Le texte invoqué par le recourant signifie donc que durant le mariage, la créance fondée sur l'art. 165 CC est exigible en tout temps (cf. notamment MARTIN STETTLER, Droit civil III, Effets généraux du mariage [art. 159-180 CC], Fribourg 1992, p. 73 no 151; BRÄM/HASENBÖHLER, Commentaire zurichois, n. 104 ad art. 165 CC). Quant à la prescription, le passage en question ne permet de poser que deux règles: empêchée durant le mariage, elle commence à courir dès la dissolution du lien conjugal. Il en résulte que les héritiers d'un époux qui voudraient invoquer une telle créance contre le conjoint survivant seraient tenus d'agir dans les délais de prescription ordinaires. En revanche, on ne saurait en déduire que l'indemnité équitable de l'art. 165 CC puisse être réclamée postérieurement au divorce. La précision du Conseil fédéral selon laquelle un éventuel litige ne relève pas de la compétence du juge des mesures protectrices de l'union conjugale mais du juge ordinaire, loin de corroborer la thèse du recourant, permet au contraire d'affirmer que le législateur n'a jamais envisagé la possibilité de se prévaloir de l'art. 165 CC après la dissolution du mariage, le juge des mesures protectrices n'étant à l'évidence pas compétent pour statuer sur quelque conflit que ce soit entre époux divorcés.

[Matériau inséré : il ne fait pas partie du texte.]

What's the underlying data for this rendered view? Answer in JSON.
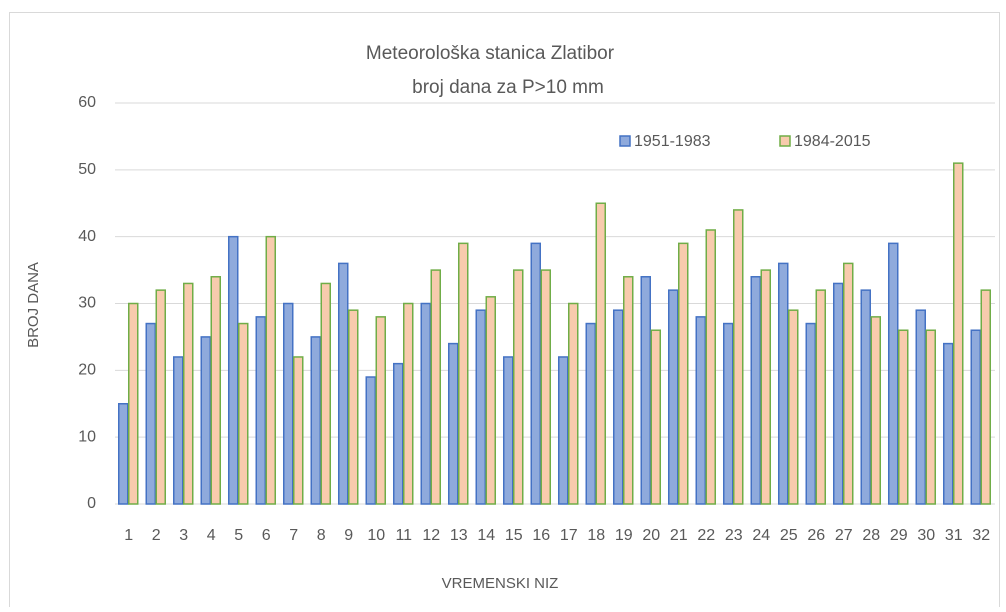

Le recourant cite en outre de nombreux auteurs, dont un seul toutefois défend effectivement sa thèse (GABI HUBER, Ausserordentliche Beiträge eines Ehegatten [art. 165 CC], Fribourg 1990, p. 303 ss). Les autres se limitent à reprendre les précisions du Message, sans en tirer aucune conclusion (cf. DESCHENAUX/STEINAUER, Le nouveau droit matrimonial, Berne 1987, p. 70/71; PETITPIERRE/DE MONTMOLLIN/GUINAND/HAUSHEER, Mariage: effets généraux II, Fiche juridique suisse no 104, p. 8; PAUL PIOTET, Le travail ou l'argent non dû légalement fourni par un des conjoints à l'autre ou à la communauté, in Revue de droit suisse, 108/1989, p. 328; MARTIN STETTLER, op.cit., p. 73/74 no 151; PIERRE WESSNER, La collaboration professionnelle entre époux dans le nouveau droit matrimonial, in Problèmes de droit de la famille, Neuchâtel 1987, p. 186 ss.; MARLIES et HEINZ NÄF-HOFMAN, Das Neue Ehe- und Erbrecht im Zivilgesetzbuch, 2e éd., Zurich 1989, p. 46 ss. nos 278 ss; ISABELLE AUGSBURGER-BUCHELI, La collaboration professionnelle entre époux au sens de l'art. 165 al. 1 CC in Le travail et le droit, Fribourg 1994, p. 217).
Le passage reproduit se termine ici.